Институт, где Кайед и его группа занимаются исследованиями, оказывается немногим меньше «Айслекс», и мне становится абсолютно понятно, почему Эперхарт за них так уцепился. Пока арабы проводят нам экскурсию по своим достопримечательностям, включая один из крупнейших строящихся лазеров в мире, босс тихонько поясняет мне, что еще этим людям придется заказать для эффективного продолжения работ. Тем не менее несколько раз он вслух совершенно откровенно заявляет, что вот то-то и то-то из планов заказчиков не сработает — бессмысленная трата денег. Если-де те хотят, он может даже доказательства предоставить.
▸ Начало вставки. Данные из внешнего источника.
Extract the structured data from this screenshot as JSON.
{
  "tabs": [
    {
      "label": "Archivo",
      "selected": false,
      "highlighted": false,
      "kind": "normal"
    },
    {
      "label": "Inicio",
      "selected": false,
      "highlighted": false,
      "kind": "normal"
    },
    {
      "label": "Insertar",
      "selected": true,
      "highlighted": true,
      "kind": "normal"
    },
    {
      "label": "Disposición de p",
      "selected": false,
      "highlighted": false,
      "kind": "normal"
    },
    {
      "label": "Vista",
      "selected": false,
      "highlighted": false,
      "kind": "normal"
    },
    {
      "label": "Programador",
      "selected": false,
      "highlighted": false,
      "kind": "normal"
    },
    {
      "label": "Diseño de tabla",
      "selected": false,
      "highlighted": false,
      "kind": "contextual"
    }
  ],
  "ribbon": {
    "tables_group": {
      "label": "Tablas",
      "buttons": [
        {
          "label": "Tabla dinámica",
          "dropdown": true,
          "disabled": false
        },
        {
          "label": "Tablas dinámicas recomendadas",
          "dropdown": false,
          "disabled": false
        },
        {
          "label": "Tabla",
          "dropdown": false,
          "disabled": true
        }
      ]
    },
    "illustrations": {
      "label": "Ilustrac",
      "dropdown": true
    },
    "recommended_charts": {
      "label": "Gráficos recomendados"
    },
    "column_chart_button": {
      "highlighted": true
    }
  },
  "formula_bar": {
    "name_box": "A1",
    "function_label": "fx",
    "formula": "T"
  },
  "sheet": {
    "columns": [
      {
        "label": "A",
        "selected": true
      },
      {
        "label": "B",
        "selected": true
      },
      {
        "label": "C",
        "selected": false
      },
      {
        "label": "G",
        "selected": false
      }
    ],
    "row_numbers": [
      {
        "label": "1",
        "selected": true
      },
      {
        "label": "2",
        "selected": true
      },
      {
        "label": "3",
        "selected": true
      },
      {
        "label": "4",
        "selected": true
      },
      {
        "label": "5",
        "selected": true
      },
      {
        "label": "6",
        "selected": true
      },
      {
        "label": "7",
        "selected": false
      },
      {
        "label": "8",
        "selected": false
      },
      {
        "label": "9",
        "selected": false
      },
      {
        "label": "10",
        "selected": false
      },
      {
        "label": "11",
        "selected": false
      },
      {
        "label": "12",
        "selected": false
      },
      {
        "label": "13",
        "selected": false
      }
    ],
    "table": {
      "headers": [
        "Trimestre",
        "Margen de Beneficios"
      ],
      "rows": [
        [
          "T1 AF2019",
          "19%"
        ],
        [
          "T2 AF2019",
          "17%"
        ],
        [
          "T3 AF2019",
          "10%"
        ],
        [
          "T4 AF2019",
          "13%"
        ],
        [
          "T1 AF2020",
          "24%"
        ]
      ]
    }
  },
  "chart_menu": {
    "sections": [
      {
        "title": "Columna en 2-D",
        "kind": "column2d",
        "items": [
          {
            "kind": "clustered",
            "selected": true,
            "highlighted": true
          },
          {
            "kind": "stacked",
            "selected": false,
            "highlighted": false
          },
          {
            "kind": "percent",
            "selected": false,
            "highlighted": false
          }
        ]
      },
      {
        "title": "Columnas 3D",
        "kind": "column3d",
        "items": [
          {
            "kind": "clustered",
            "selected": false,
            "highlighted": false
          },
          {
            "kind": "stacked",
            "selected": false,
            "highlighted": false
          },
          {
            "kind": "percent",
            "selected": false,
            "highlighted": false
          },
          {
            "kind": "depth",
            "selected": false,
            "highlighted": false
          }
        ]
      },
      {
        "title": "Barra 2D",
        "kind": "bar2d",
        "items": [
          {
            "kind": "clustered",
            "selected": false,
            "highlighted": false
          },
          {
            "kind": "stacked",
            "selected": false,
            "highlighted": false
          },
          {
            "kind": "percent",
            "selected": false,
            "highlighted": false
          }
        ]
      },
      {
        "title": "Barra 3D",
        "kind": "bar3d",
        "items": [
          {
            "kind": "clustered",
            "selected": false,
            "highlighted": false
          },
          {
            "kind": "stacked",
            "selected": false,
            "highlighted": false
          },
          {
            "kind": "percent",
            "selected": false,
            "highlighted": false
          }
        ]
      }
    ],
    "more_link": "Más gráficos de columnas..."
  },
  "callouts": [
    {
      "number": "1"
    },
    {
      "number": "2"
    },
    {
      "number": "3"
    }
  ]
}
Заказчики слушают и переглядываются, не зная, как реагировать на откровенный отказ потенциальных исполнителей от сумм с внушительным количеством нулей. Но, по-моему, тут и без того есть чем поживиться, а значит, политика правильная.
И все идет вполне неплохо, но… меня полностью игнорируют, как будто перед ними пустое место. И это в продолжение к не самым приятным событиям прошедшей ночи.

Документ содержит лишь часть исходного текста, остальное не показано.